Entre espoir et réalité : chronique d’un étudiant africain en Suisse
Partir, c’est croire. C’est espérer qu’ailleurs, l’effort sera récompensé, que les sacrifices mèneront vers une vie meilleure. Mais derrière les photos d’arrivée souriantes et les récits d’opportunités, il y a une autre histoire : celle des nuits sans sommeil, des démarches complexes, du poids de l’absence, du regard de l’autre.
Depuis mon arrivée à Genève en septembre 2024, chaque jour est un test de résilience. Étudiant en droit, père de deux enfants restés au pays, ancien professionnel devenu étudiant à plein temps, je suis plongé dans une réalité bien plus rude que ce que j’avais imaginé.
Ce texte n’est pas une plainte.

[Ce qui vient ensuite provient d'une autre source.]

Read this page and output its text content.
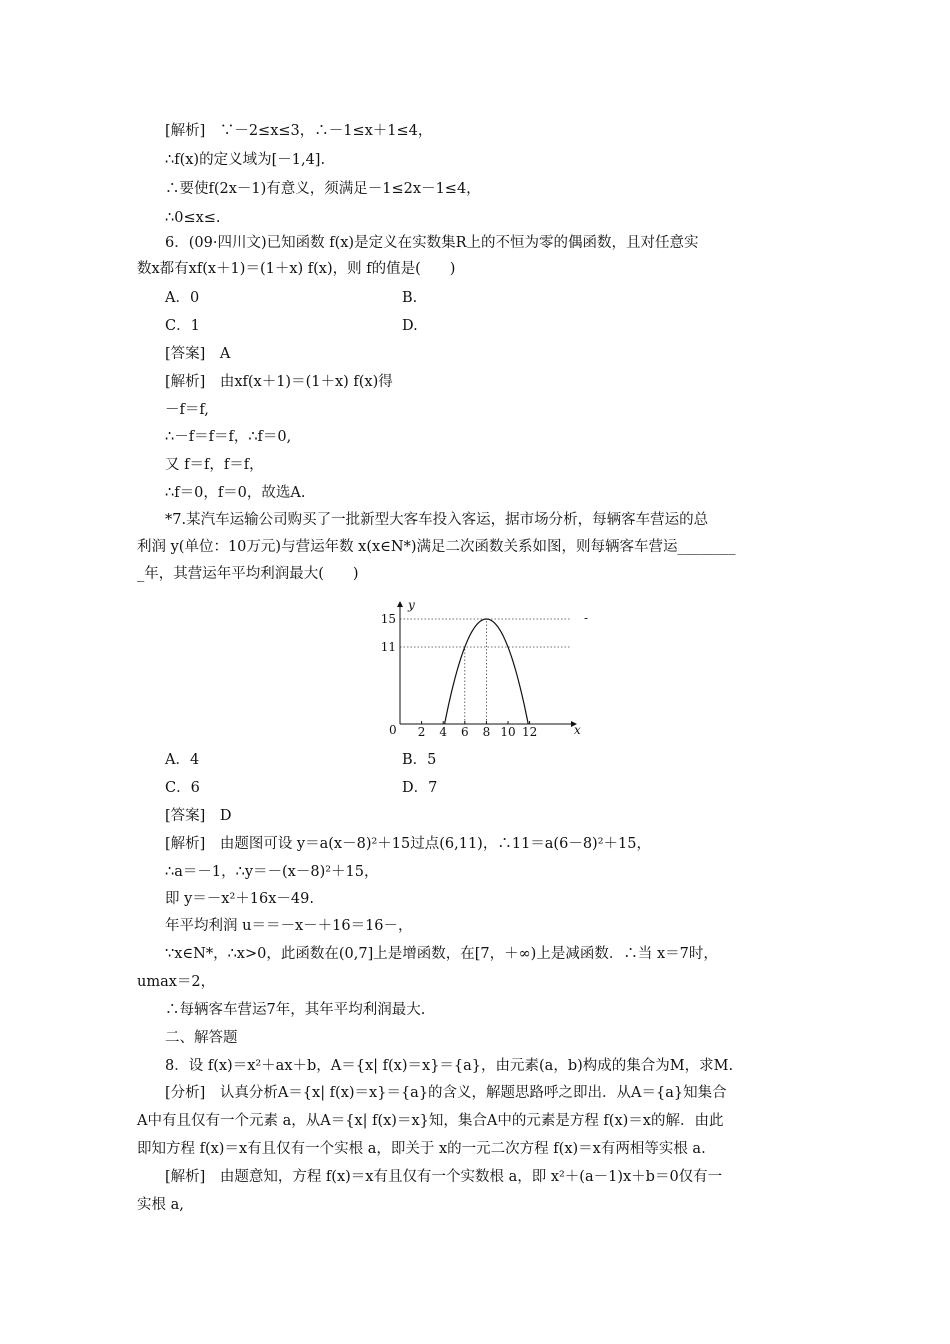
[解析]　∵－2≤x≤3，∴－1≤x＋1≤4，
∴f(x)的定义域为[－1,4].
∴要使f(2x－1)有意义，须满足－1≤2x－1≤4，
∴0≤x≤.
6．(09·四川文)已知函数 f(x)是定义在实数集R上的不恒为零的偶函数，且对任意实
数x都有xf(x＋1)＝(1＋x) f(x)，则 f的值是(　　)
A．0	B.
C．1	D.
[答案]　A
[解析]　由xf(x＋1)＝(1＋x) f(x)得
－f＝f,
∴－f＝f＝f，∴f＝0,
又 f＝f，f＝f，
∴f＝0，f＝0，故选A.
*7.某汽车运输公司购买了一批新型大客车投入客运，据市场分析，每辆客车营运的总
利润 y(单位：10万元)与营运年数 x(x∈N*)满足二次函数关系如图，则每辆客车营运________
_年，其营运年平均利润最大(　　)
2 4 6 8 10 12
11
15
y
x
0
-
A．4	B．5
C．6	D．7
[答案]　D
[解析]　由题图可设 y＝a(x－8)²＋15过点(6,11)，∴11＝a(6－8)²＋15，
∴a＝－1，∴y＝－(x－8)²＋15，
即 y＝－x²＋16x－49.
年平均利润 u＝＝－x－＋16＝16－，
∵x∈N*，∴x>0，此函数在(0,7]上是增函数，在[7，＋∞)上是减函数．∴当 x＝7时，
umax＝2，
∴每辆客车营运7年，其年平均利润最大.
二、解答题
8．设 f(x)＝x²＋ax＋b，A＝{x| f(x)＝x}＝{a}，由元素(a，b)构成的集合为M，求M.
[分析]　认真分析A＝{x| f(x)＝x}＝{a}的含义，解题思路呼之即出．从A＝{a}知集合
A中有且仅有一个元素 a，从A＝{x| f(x)＝x}知，集合A中的元素是方程 f(x)＝x的解．由此
即知方程 f(x)＝x有且仅有一个实根 a，即关于 x的一元二次方程 f(x)＝x有两相等实根 a.
[解析]　由题意知，方程 f(x)＝x有且仅有一个实数根 a，即 x²＋(a－1)x＋b＝0仅有一
实根 a,
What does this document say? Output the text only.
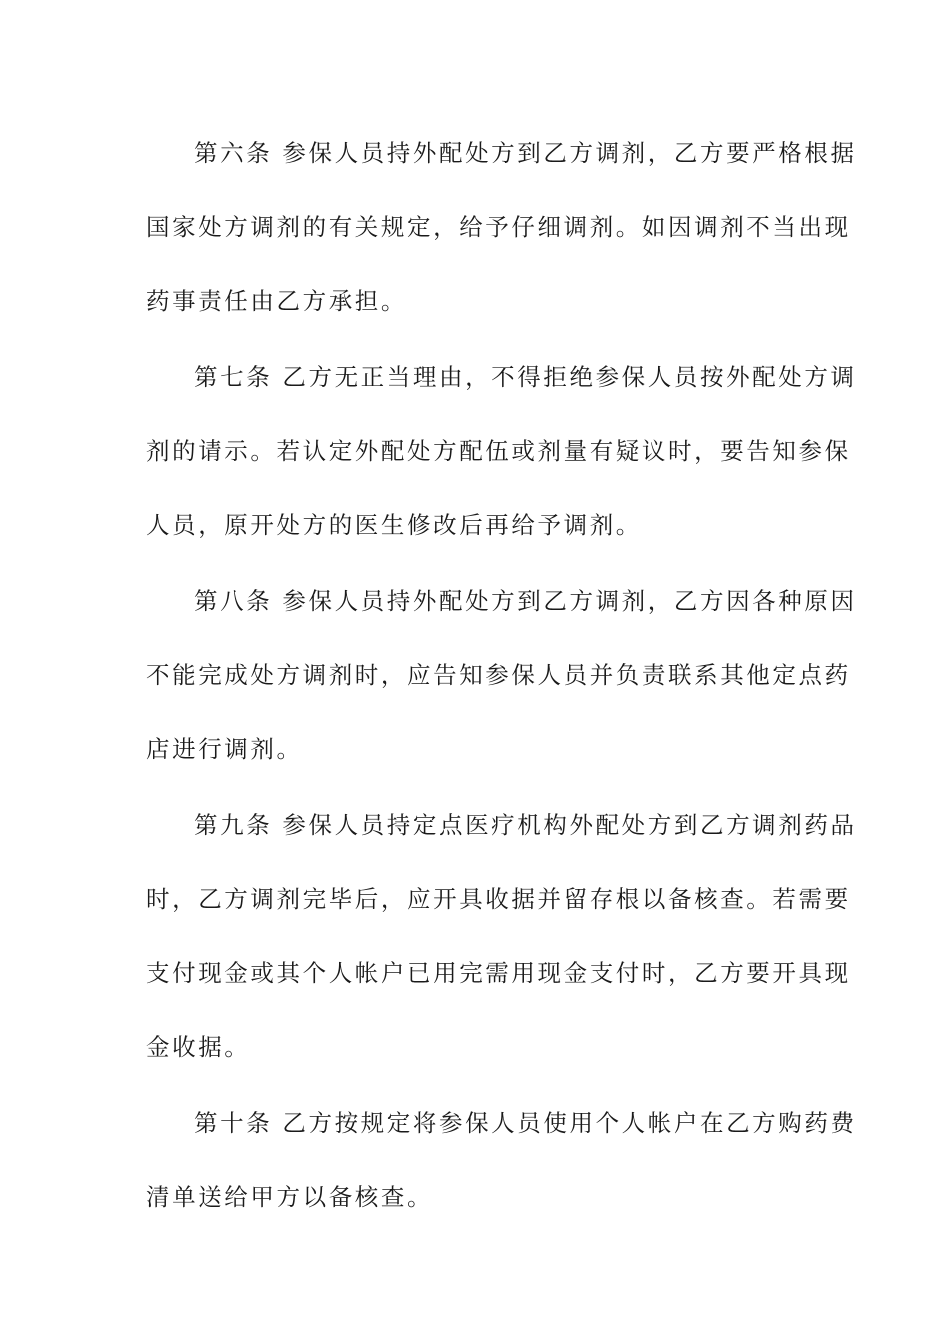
第六条 参保人员持外配处方到乙方调剂，乙方要严格根据
国家处方调剂的有关规定，给予仔细调剂。如因调剂不当出现
药事责任由乙方承担。
第七条 乙方无正当理由，不得拒绝参保人员按外配处方调
剂的请示。若认定外配处方配伍或剂量有疑议时，要告知参保
人员，原开处方的医生修改后再给予调剂。
第八条 参保人员持外配处方到乙方调剂，乙方因各种原因
不能完成处方调剂时，应告知参保人员并负责联系其他定点药
店进行调剂。
第九条 参保人员持定点医疗机构外配处方到乙方调剂药品
时，乙方调剂完毕后，应开具收据并留存根以备核查。若需要
支付现金或其个人帐户已用完需用现金支付时，乙方要开具现
金收据。
第十条 乙方按规定将参保人员使用个人帐户在乙方购药费
清单送给甲方以备核查。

C’est un témoignage. Une mise en lumière des défis invisibles que vivent de nombreux étudiants étrangers, en particulier africains. C’est aussi un appel. Un appel à la compréhension, à l’humanité, à la responsabilité partagée : pour les jeunes qui rêvent de partir, pour les autorités qui encadrent leur séjour, pour les institutions qui les accueillent. Lire ce récit, c’est entendre une voix parmi tant d’autres. C’est comprendre que l’intégration ne se décrète pas. Elle se construit, dans la dignité.

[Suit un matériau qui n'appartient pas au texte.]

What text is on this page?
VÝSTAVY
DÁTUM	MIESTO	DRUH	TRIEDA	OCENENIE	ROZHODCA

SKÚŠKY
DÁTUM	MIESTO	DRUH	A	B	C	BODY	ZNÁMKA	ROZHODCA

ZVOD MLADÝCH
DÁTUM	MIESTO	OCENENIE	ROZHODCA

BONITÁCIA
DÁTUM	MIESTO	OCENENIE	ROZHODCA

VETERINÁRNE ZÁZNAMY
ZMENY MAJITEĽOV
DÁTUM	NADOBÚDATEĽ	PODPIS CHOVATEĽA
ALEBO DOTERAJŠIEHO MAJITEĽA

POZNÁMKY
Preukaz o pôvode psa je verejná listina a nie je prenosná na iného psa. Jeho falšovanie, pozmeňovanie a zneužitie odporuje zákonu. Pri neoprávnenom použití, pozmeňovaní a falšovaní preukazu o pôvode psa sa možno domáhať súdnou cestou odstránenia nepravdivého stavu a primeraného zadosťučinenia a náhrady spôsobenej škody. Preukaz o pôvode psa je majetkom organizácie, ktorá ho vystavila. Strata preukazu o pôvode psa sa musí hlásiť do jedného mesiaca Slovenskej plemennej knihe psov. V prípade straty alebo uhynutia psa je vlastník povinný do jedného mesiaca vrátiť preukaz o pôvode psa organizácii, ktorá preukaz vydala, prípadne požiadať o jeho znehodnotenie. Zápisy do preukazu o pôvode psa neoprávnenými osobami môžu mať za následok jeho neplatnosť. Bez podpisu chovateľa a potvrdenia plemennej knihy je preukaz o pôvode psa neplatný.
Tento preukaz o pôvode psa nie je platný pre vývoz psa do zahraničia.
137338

Le départ : une décision lourde mais nécessaire
Il y a des décisions qui changent une vie. Décider de tout quitter : son pays, son emploi, sa stabilité, ses enfants, sa compagne, pour reprendre le chemin des études dans un pays lointain : ce n’est pas une aventure, c’est un arrachement. En septembre 2024, j’ai pris l’avion pour Genève avec une valise, des papiers, et une promesse faite à ma famille : revenir plus fort, mieux outillé, pour leur offrir un avenir différent.
Derrière ce choix, il y avait bien sûr l’ambition académique, le désir de progresser, mais surtout une forme d’urgence intérieure : celle de ne pas se résigner à l’immobilisme. Mon travail au pays me permettait de vivre, mais pas toujours de m’épanouir pleinement. Le départ n’était donc pas un caprice, mais un acte de responsabilité : pour moi, pour mes enfants, pour ma communauté.
Mais ce que l’on ne dit pas assez, c’est ce que ce départ coûte : les nuits blanches d’angoisse, les pleurs silencieux avant de franchir la porte, l’absence des bras d’un enfant le soir après les cours, la culpabilité sourde de ne pas être là pour aider au quotidien. Partir, c’est porter tout cela avec soi, chaque jour. Et pourtant, on part. Parce qu’on espère. Parce qu’on veut croire qu’au bout du chemin, les sacrifices auront un sens.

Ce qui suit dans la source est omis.